The Legacy of Vance’s Way
The double value of charitable gift annuities
Speaking of her late husband, Vance Savage, professor emeritus of Spanish and groundbreaking leader of international education, Jill Nichols says, “When he got interested in something, he got deeply interested. That was Vance’s way.
We both enjoyed riding horses, for example, but he was really keen on understanding what makes them tick. How do they learn? What’s the best way to train them?”
Reflecting a moment, she adds, “It was the same with teaching. He believed his students learned languages best by knowing the social history of the people and experiencing how they lived day-to-day.”
Vance’s way focused on getting beyond the surface to the core, working to discover the story behind the story. That’s how he learned while growing up the youngest of nine children in the eastern Oregon town of Ontario during the Great Depression.

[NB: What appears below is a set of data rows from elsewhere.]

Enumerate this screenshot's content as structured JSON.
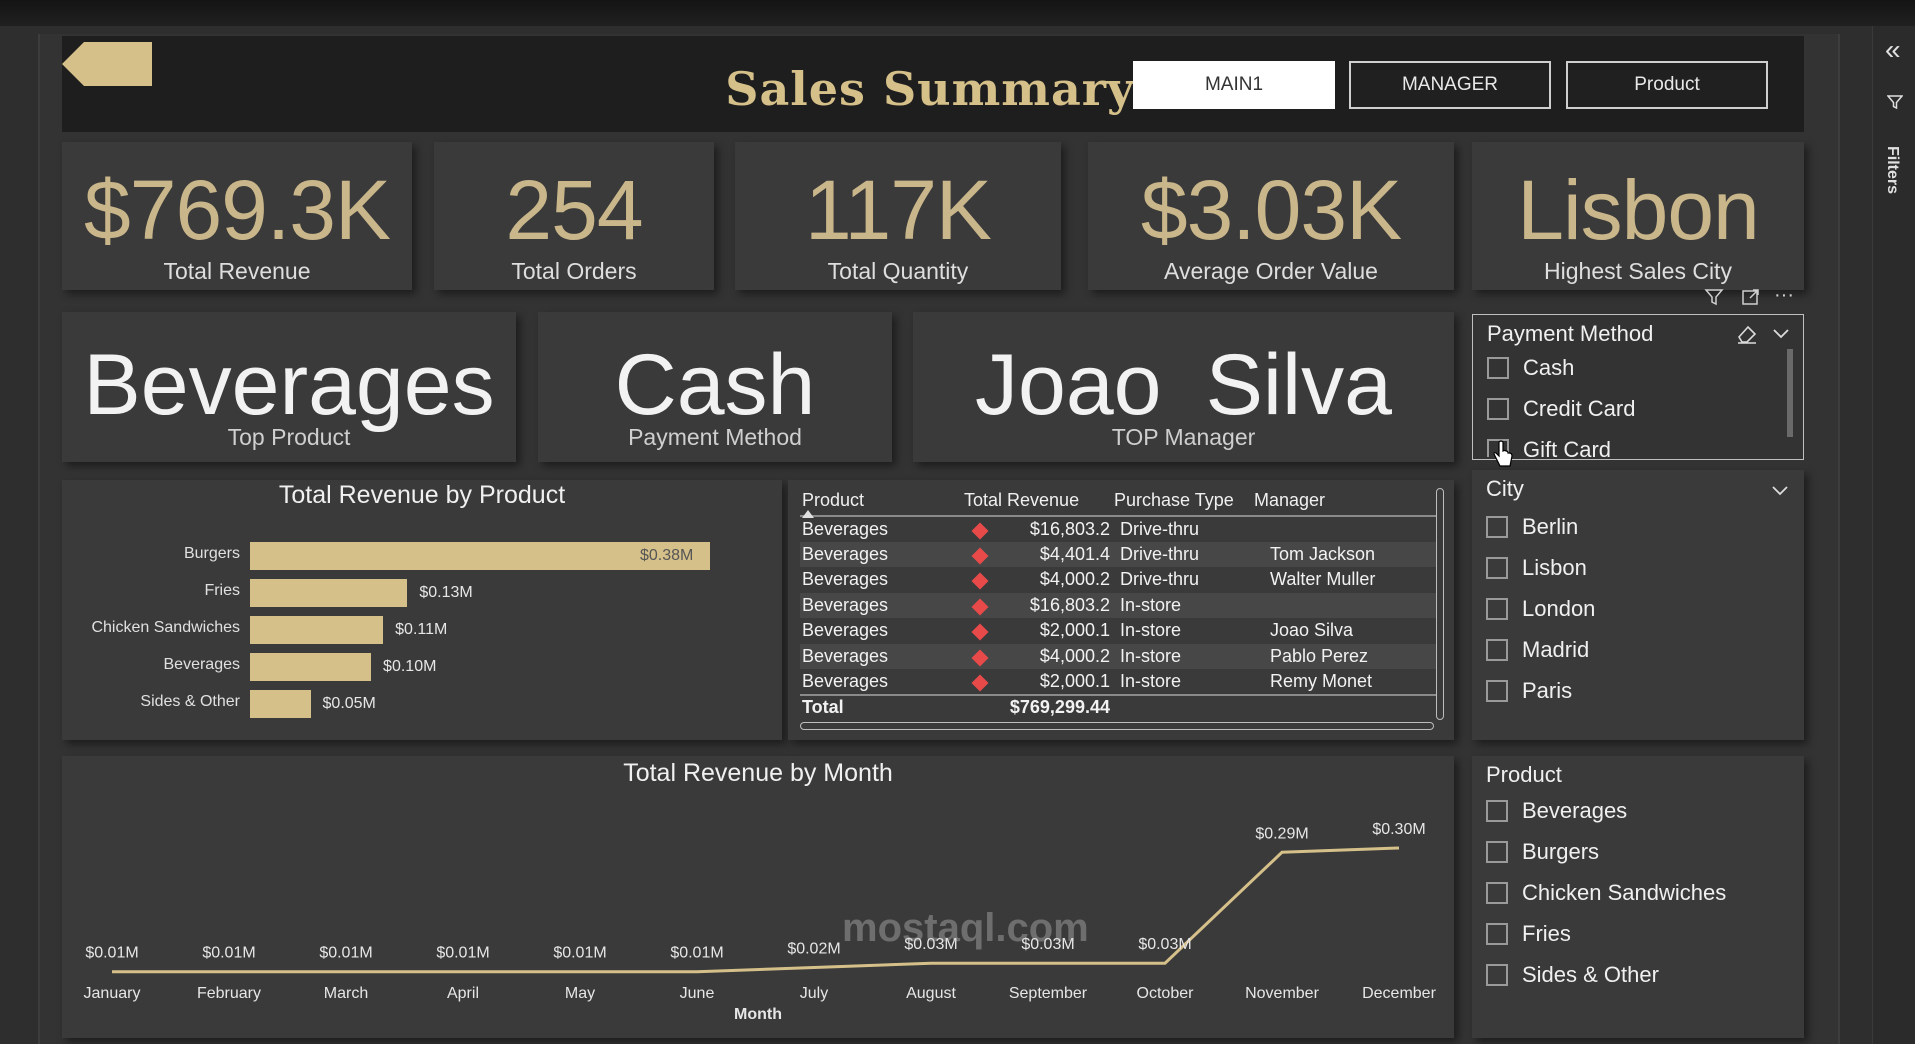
{
  "header": {
    "title": "Sales Summary",
    "nav": [
      "MAIN1",
      "MANAGER",
      "Product"
    ]
  },
  "right_pane": {
    "label": "Filters",
    "collapse_icon": "double-chevron-left-icon"
  },
  "kpis": [
    {
      "value": "$769.3K",
      "label": "Total Revenue"
    },
    {
      "value": "254",
      "label": "Total Orders"
    },
    {
      "value": "117K",
      "label": "Total Quantity"
    },
    {
      "value": "$3.03K",
      "label": "Average Order Value"
    },
    {
      "value": "Lisbon",
      "label": "Highest Sales City"
    }
  ],
  "cards": [
    {
      "value": "Beverages",
      "label": "Top Product"
    },
    {
      "value": "Cash",
      "label": "Payment Method"
    },
    {
      "value_first": "Joao",
      "value_last": "Silva",
      "label": "TOP Manager"
    }
  ],
  "bar_chart": {
    "title": "Total Revenue by Product",
    "categories": [
      "Burgers",
      "Fries",
      "Chicken Sandwiches",
      "Beverages",
      "Sides & Other"
    ],
    "labels": [
      "$0.38M",
      "$0.13M",
      "$0.11M",
      "$0.10M",
      "$0.05M"
    ]
  },
  "table": {
    "columns": [
      "Product",
      "Total Revenue",
      "Purchase Type",
      "Manager"
    ],
    "rows": [
      [
        "Beverages",
        "$16,803.2",
        "Drive-thru",
        ""
      ],
      [
        "Beverages",
        "$4,401.4",
        "Drive-thru",
        "Tom Jackson"
      ],
      [
        "Beverages",
        "$4,000.2",
        "Drive-thru",
        "Walter Muller"
      ],
      [
        "Beverages",
        "$16,803.2",
        "In-store",
        ""
      ],
      [
        "Beverages",
        "$2,000.1",
        "In-store",
        "Joao Silva"
      ],
      [
        "Beverages",
        "$4,000.2",
        "In-store",
        "Pablo Perez"
      ],
      [
        "Beverages",
        "$2,000.1",
        "In-store",
        "Remy Monet"
      ]
    ],
    "total_label": "Total",
    "total_value": "$769,299.44",
    "flag_color": "#e84a4a"
  },
  "line_chart": {
    "title": "Total Revenue by Month",
    "xlabel": "Month",
    "months": [
      "January",
      "February",
      "March",
      "April",
      "May",
      "June",
      "July",
      "August",
      "September",
      "October",
      "November",
      "December"
    ],
    "labels": [
      "$0.01M",
      "$0.01M",
      "$0.01M",
      "$0.01M",
      "$0.01M",
      "$0.01M",
      "$0.02M",
      "$0.03M",
      "$0.03M",
      "$0.03M",
      "$0.29M",
      "$0.30M"
    ]
  },
  "chart_data": [
    {
      "type": "bar",
      "title": "Total Revenue by Product",
      "categories": [
        "Burgers",
        "Fries",
        "Chicken Sandwiches",
        "Beverages",
        "Sides & Other"
      ],
      "values": [
        0.38,
        0.13,
        0.11,
        0.1,
        0.05
      ],
      "unit": "$M"
    },
    {
      "type": "line",
      "title": "Total Revenue by Month",
      "xlabel": "Month",
      "x": [
        "January",
        "February",
        "March",
        "April",
        "May",
        "June",
        "July",
        "August",
        "September",
        "October",
        "November",
        "December"
      ],
      "values": [
        0.01,
        0.01,
        0.01,
        0.01,
        0.01,
        0.01,
        0.02,
        0.03,
        0.03,
        0.03,
        0.29,
        0.3
      ],
      "unit": "$M"
    }
  ],
  "slicers": {
    "payment": {
      "title": "Payment Method",
      "items": [
        "Cash",
        "Credit Card",
        "Gift Card"
      ]
    },
    "city": {
      "title": "City",
      "items": [
        "Berlin",
        "Lisbon",
        "London",
        "Madrid",
        "Paris"
      ]
    },
    "product": {
      "title": "Product",
      "items": [
        "Beverages",
        "Burgers",
        "Chicken Sandwiches",
        "Fries",
        "Sides & Other"
      ]
    }
  },
  "watermark": "mostaql.com",
  "colors": {
    "accent": "#d6c08a",
    "kpi": "#c9b68a",
    "bg": "#333333",
    "card": "#3a3a3a"
  }
}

Many of his friends were from Mexico and Japan, and he loved having them teach him not just their language but also their way of life—their culture, history, and social practices.
He brought that ethic to Lewis & Clark in 1969, and it shaped his impact on generations of students. He retired in 1996, a beloved professor and highly respected academic administrator who was a leader in designing and developing international programs and exchanges in more than 20 countries.

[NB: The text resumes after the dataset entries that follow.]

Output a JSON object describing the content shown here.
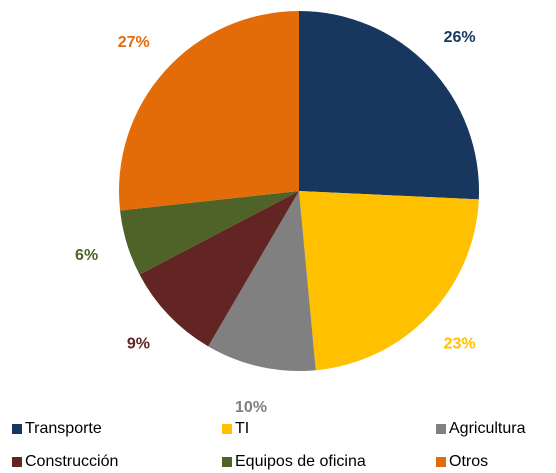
{
  "chart_data": {
    "type": "pie",
    "categories": [
      "Transporte",
      "TI",
      "Agricultura",
      "Construcción",
      "Equipos de oficina",
      "Otros"
    ],
    "values": [
      26,
      23,
      10,
      9,
      6,
      27
    ],
    "value_labels": [
      "26%",
      "23%",
      "10%",
      "9%",
      "6%",
      "27%"
    ],
    "colors": [
      "#17375e",
      "#ffc000",
      "#808080",
      "#632523",
      "#4f6228",
      "#e36c09"
    ],
    "legend": "bottom"
  }
}
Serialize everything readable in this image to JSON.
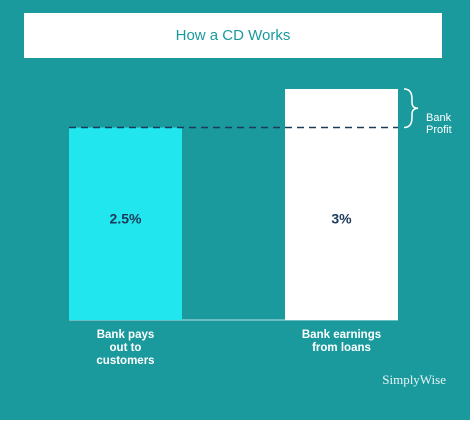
{
  "chart_data": {
    "type": "bar",
    "title": "How a CD Works",
    "categories": [
      "Bank pays out to customers",
      "Bank earnings from loans"
    ],
    "values": [
      2.5,
      3
    ],
    "value_labels": [
      "2.5%",
      "3%"
    ],
    "colors": [
      "#22e6ee",
      "#ffffff"
    ],
    "annotation": "Bank Profit",
    "brand": "SimplyWise"
  }
}
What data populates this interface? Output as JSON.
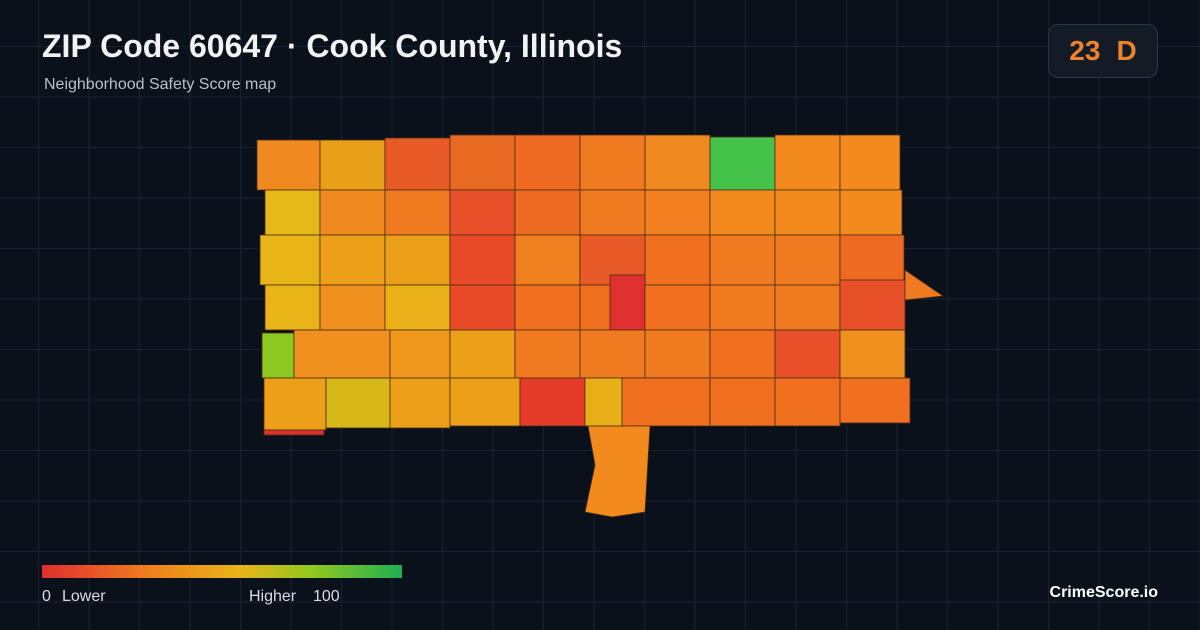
{
  "header": {
    "title": "ZIP Code 60647 · Cook County, Illinois",
    "subtitle": "Neighborhood Safety Score map"
  },
  "score": {
    "value": 23,
    "grade": "D"
  },
  "legend": {
    "min": 0,
    "min_label": "Lower",
    "max_label": "Higher",
    "max": 100
  },
  "brand": "CrimeScore.io"
}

In October 2013, Vance and Jill established a charitable gift annuity (CGA) that provides a steady stream of income for life and designates that the remainder will support a scholarship for students studying abroad. The Dr. Vance Savage and Ms. Jill Nichols Fund for Overseas Study will benefit students of financial need who might not otherwise be able to participate in an overseas study program.

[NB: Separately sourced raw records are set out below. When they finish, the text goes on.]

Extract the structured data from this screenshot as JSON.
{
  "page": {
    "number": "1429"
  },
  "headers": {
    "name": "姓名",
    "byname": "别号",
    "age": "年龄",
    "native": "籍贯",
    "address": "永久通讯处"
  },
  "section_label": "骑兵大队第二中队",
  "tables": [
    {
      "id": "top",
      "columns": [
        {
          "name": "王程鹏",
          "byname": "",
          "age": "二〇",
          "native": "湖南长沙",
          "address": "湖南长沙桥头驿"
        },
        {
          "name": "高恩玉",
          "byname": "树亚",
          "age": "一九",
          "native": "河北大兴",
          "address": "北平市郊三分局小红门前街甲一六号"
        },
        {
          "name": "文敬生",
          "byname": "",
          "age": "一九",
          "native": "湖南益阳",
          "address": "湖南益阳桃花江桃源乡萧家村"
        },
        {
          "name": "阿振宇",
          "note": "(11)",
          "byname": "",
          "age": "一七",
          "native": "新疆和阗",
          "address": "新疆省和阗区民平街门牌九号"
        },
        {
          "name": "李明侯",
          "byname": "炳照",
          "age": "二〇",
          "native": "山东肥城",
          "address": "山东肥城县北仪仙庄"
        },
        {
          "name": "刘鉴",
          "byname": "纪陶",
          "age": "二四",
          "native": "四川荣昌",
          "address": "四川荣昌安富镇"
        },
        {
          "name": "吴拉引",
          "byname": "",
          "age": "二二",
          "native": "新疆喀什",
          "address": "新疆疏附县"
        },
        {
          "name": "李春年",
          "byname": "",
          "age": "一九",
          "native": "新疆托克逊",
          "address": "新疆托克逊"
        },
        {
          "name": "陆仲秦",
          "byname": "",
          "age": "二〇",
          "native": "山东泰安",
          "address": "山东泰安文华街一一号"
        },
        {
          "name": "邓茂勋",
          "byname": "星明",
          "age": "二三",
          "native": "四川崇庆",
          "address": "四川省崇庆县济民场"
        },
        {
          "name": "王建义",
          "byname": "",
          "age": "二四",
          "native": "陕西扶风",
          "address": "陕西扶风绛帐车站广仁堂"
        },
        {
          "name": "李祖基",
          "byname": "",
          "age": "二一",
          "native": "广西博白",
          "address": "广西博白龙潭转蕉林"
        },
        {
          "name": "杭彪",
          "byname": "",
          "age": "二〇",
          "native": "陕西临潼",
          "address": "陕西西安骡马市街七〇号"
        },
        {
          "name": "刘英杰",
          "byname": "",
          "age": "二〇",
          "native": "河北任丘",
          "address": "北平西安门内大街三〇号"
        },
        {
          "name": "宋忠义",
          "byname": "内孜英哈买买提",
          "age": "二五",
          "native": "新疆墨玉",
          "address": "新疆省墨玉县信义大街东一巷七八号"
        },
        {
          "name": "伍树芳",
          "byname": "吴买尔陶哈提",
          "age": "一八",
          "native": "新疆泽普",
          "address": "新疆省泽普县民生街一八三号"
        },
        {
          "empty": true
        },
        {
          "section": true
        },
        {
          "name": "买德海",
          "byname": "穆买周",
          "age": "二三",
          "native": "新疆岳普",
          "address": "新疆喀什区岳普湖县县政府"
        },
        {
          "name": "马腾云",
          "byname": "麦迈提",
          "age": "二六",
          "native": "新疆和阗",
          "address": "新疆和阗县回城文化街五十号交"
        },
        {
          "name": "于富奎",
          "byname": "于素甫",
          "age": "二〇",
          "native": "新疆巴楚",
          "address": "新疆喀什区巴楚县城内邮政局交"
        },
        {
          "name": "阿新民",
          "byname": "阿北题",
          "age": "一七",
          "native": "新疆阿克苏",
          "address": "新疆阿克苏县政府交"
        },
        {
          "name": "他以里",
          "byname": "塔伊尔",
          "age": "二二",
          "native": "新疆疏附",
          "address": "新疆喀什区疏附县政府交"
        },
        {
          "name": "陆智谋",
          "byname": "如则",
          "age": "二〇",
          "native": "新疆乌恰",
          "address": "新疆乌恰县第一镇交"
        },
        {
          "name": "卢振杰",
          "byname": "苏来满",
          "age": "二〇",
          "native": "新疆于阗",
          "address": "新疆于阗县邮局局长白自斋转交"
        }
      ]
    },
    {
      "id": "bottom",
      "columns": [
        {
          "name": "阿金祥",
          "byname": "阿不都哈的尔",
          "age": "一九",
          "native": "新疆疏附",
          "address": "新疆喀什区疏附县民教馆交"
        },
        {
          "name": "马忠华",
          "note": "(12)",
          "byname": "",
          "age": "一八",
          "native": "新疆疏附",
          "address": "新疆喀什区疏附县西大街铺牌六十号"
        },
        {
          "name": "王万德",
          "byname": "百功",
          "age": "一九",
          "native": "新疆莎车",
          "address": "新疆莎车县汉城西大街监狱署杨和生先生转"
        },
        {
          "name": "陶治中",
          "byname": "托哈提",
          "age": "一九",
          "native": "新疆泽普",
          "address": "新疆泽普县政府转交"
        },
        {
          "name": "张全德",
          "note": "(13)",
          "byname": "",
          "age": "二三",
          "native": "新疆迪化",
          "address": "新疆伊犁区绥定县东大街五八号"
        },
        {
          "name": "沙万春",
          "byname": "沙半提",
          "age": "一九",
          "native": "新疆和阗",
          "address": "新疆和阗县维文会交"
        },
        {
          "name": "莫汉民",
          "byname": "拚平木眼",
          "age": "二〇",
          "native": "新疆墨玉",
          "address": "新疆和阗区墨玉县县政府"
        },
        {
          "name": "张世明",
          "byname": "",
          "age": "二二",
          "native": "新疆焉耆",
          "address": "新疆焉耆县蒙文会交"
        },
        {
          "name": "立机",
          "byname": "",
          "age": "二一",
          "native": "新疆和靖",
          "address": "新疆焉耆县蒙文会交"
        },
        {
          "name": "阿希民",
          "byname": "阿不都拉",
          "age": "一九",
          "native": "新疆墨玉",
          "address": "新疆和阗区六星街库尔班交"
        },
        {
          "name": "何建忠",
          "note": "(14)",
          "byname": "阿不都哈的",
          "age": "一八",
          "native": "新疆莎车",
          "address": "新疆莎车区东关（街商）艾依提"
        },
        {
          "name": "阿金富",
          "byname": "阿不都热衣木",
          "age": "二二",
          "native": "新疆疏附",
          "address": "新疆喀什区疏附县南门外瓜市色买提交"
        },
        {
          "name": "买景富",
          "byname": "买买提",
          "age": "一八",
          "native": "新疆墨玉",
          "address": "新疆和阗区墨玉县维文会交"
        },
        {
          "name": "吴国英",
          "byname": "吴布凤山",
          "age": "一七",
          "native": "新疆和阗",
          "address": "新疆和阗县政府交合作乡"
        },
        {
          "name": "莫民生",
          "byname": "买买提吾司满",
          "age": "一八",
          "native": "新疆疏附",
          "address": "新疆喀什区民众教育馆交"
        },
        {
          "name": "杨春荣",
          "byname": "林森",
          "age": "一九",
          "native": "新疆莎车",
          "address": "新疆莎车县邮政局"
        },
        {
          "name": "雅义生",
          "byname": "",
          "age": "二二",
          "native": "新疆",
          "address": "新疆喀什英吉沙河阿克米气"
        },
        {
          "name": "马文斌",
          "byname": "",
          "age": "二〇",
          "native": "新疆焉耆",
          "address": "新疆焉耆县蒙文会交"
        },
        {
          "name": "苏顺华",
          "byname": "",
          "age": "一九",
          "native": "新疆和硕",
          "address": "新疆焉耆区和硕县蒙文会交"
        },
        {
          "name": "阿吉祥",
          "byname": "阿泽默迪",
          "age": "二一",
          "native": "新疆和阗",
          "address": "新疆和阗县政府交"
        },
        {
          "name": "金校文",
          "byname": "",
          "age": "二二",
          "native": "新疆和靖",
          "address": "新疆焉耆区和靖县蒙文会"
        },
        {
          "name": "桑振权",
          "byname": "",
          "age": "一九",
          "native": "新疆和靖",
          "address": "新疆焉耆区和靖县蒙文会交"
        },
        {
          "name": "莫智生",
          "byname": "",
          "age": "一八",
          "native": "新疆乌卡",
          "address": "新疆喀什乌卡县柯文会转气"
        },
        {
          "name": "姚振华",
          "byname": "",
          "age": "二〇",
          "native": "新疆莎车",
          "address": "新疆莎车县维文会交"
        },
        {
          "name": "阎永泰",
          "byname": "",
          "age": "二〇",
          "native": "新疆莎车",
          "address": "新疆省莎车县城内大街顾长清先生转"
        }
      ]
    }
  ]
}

Vance died in August 2015, and Jill recently established another CGA. “I wanted to honor Vance, and this annuity allows me to blend my charitable intent with my need to manage my money and receive a guaranteed income,” she says. “CGAs make great sense for some people, and I encourage professors and others at Lewis & Clark to consider charitable gift annuities.”
Registrar Emeritus Dell Smith, a longtime friend and colleague, has said, “Vance built a solid foundation on which today’s overseas study program rests. The number of faculty and students who have been positively influenced by his work is far greater than anyone realizes.”
Call that another legacy of Vance’s way.